Identification of human uridine diphosphate-glucuronosyltransferase isoforms responsible for the glucuronidation of 10,11-dihydro-10-hydroxy-carbazepine

Abstract

Abstract Objectives To determine the kinetics of the formation of 10,11-dihydro-10-hydroxy-carbazepine (MHD)-O-glucuronide in human liver microsomes (HLMs), human intestine microsomes (HIMs), human kidney microsomes (HKMs) and recombinant human UDP-glucuronosyltransferase (UGTs), and identify the primary UGT isoforms catalyzing the glucuronidation of MHD. Methods The kinetics of the glucuronidation of MHD was determined in HLMs, HIMs as well as HKMs.
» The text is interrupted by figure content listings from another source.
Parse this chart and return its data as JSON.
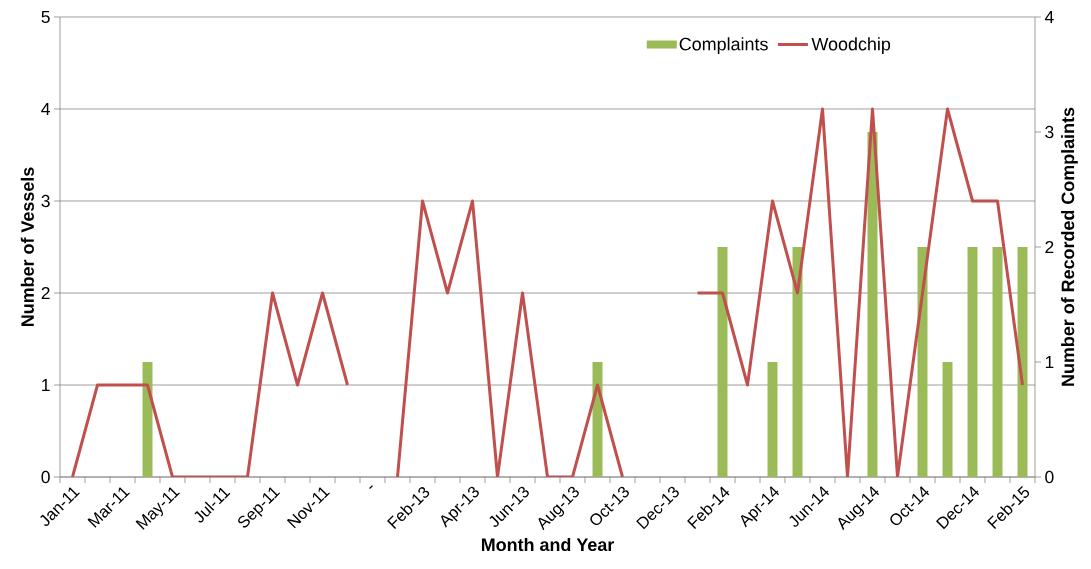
{
  "chart_data": {
    "type": "bar",
    "xlabel": "Month and Year",
    "ylabel": "Number of Vessels",
    "y2label": "Number of Recorded Complaints",
    "categories": [
      "Jan-11",
      null,
      "Mar-11",
      null,
      "May-11",
      null,
      "Jul-11",
      null,
      "Sep-11",
      null,
      "Nov-11",
      null,
      "-",
      null,
      "Feb-13",
      null,
      "Apr-13",
      null,
      "Jun-13",
      null,
      "Aug-13",
      null,
      "Oct-13",
      null,
      "Dec-13",
      null,
      "Feb-14",
      null,
      "Apr-14",
      null,
      "Jun-14",
      null,
      "Aug-14",
      null,
      "Oct-14",
      null,
      "Dec-14",
      null,
      "Feb-15"
    ],
    "series": [
      {
        "name": "Complaints",
        "axis": "y2",
        "color": "#9bbb59",
        "values": [
          0,
          0,
          0,
          1,
          0,
          0,
          0,
          0,
          0,
          0,
          0,
          0,
          null,
          0,
          0,
          0,
          0,
          0,
          0,
          0,
          0,
          1,
          0,
          0,
          0,
          0,
          2,
          0,
          1,
          2,
          0,
          0,
          3,
          0,
          2,
          1,
          2,
          2,
          2
        ]
      },
      {
        "name": "Woodchip",
        "type": "line",
        "color": "#c0504d",
        "values": [
          0,
          1,
          1,
          1,
          0,
          0,
          0,
          0,
          2,
          1,
          2,
          1,
          null,
          0,
          3,
          2,
          3,
          0,
          2,
          0,
          0,
          1,
          0,
          null,
          null,
          2,
          2,
          1,
          3,
          2,
          4,
          0,
          4,
          0,
          2,
          4,
          3,
          3,
          1
        ]
      }
    ],
    "ylim": [
      0,
      5
    ],
    "yticks": [
      0,
      1,
      2,
      3,
      4,
      5
    ],
    "y2lim": [
      0,
      4
    ],
    "y2ticks": [
      0,
      1,
      2,
      3,
      4
    ],
    "grid": "y",
    "legend": "top right"
  }
}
Screening assays with 13 recombinant human UGTs, inhibition studies and correlation analysis were performed to identify the main UGTs involved in the glucuronidation of MHD. Key findings MHD-O-glucuronide was formed in HLMs, HIMs as well as HKMs, HLMs showed the highest intrinsic clearance of MHD. Among 13 recombinant human UGTs, UGT2B7 and UGT1A9 were identified to be the principal UGT isoforms mediating the glucuronidation of MHD, while UGT1A4 played a partial role. In addition, inhibition studies and correlation analysis further confirmed that UGT2B7 and UGT1A9 participated in the formation of MHD-O-glucuronide. Conclusions MHD could be metabolized by UGTs in the liver, intestine and kidney, and the hepatic glucuronidation was the critical metabolic pathway. UGT2B7 and UGT1A9 were the primary UGT isoforms mediating the formation of MHD-O-glucuronide in the liver.